George stood up, stretched, and walked slowly to the window. A military band was rehearsing on the Horse Guards and a thin strain of music worked its way in through the heavy glass. "Did you find out what had happened to Farthing in court?"

"He got a fine for the grenade and a suspended sentence for the shotgun."

"We should have had him shot," George snapped.

"In the end, we did." She stood beside him staring blankly down to the trees at the bottom of Number 10's garden, now showing a faint dusting of new green. "And Tyler too. I suppose."

"Harry kept him alive long enough. I think we've got an agreement with the French, they were the ones who mattered, of course, and now if anybody comes up with some silly story about Tyler having eaten somebody back in the war – that's just defaming the dead, who can't answer back. Typically crude Soviet propaganda. Not really too unhappy an ending."

"And what about our Harry?" She said it without any trace of fake Cockney.

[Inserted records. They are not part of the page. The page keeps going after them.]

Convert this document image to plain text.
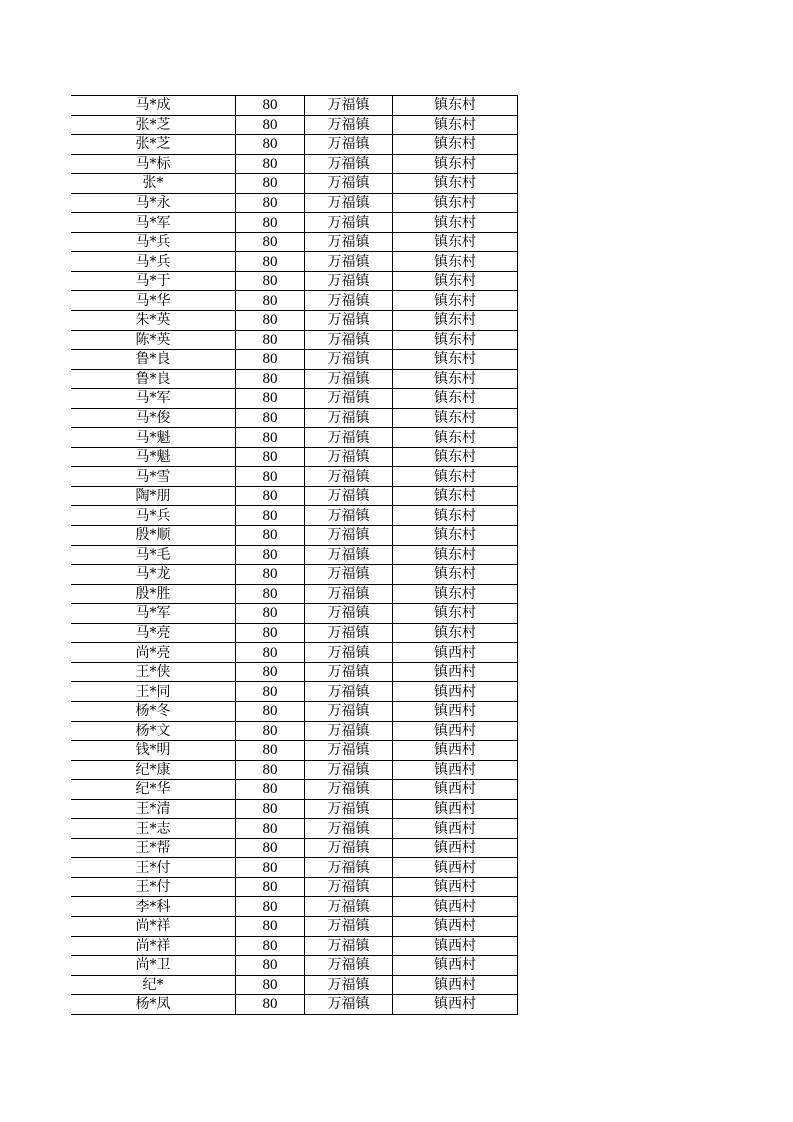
马*成	80	万福镇	镇东村
张*芝	80	万福镇	镇东村
张*芝	80	万福镇	镇东村
马*标	80	万福镇	镇东村
张*	80	万福镇	镇东村
马*永	80	万福镇	镇东村
马*军	80	万福镇	镇东村
马*兵	80	万福镇	镇东村
马*兵	80	万福镇	镇东村
马*于	80	万福镇	镇东村
马*华	80	万福镇	镇东村
朱*英	80	万福镇	镇东村
陈*英	80	万福镇	镇东村
鲁*良	80	万福镇	镇东村
鲁*良	80	万福镇	镇东村
马*军	80	万福镇	镇东村
马*俊	80	万福镇	镇东村
马*魁	80	万福镇	镇东村
马*魁	80	万福镇	镇东村
马*雪	80	万福镇	镇东村
陶*朋	80	万福镇	镇东村
马*兵	80	万福镇	镇东村
殷*顺	80	万福镇	镇东村
马*毛	80	万福镇	镇东村
马*龙	80	万福镇	镇东村
殷*胜	80	万福镇	镇东村
马*军	80	万福镇	镇东村
马*亮	80	万福镇	镇东村
尚*亮	80	万福镇	镇西村
王*侠	80	万福镇	镇西村
王*同	80	万福镇	镇西村
杨*冬	80	万福镇	镇西村
杨*文	80	万福镇	镇西村
钱*明	80	万福镇	镇西村
纪*康	80	万福镇	镇西村
纪*华	80	万福镇	镇西村
王*清	80	万福镇	镇西村
王*志	80	万福镇	镇西村
王*帮	80	万福镇	镇西村
王*付	80	万福镇	镇西村
王*付	80	万福镇	镇西村
李*科	80	万福镇	镇西村
尚*祥	80	万福镇	镇西村
尚*祥	80	万福镇	镇西村
尚*卫	80	万福镇	镇西村
纪*	80	万福镇	镇西村
杨*凤	80	万福镇	镇西村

"The embassy bailed him, and if Luxembourg brings any charges there is going to be one almighty coolness about their security standards. First the bomb and then… the only trouble seems to be some local cop claiming that Farthing had already surrendered when Harry shot him. Bloody fool."

"I always said he'd kill somebody. I just didn't expect to be glad. Poor Harry."

"You aren't getting sentimental about him in your old age, are you?" George asked politely.

"Me? No, duckie, not me." She began to laugh quietly, to herself, and then in the middle of it, to cry.

The morning session at Senningen had none of the cheerful babble of the day before. They sat down very quietly, all wearing black armbands and the French delegation with identical black silk ties.

"In honourable memory of our late colleague," the French delegate said, "I suggest that we speak English today." There was a murmur of agreement. It was also a tactful move, since Tyler's replacement – a middle-aged semi-scholar from the International Institute of Strategic Studies – spoke French rather badly.

"Thank you," he said in a clogged voice, then coughed his throat clear. "I will speak from Professor Tyler's notes… He says – he believes that we can no longer rely upon an American Armageddon…"

Sitting behind him, alongside the British First Secretary who was nominally his warder, Maxim began to pray silently. Oh God, if there is a God, save my soul, if I have a soul.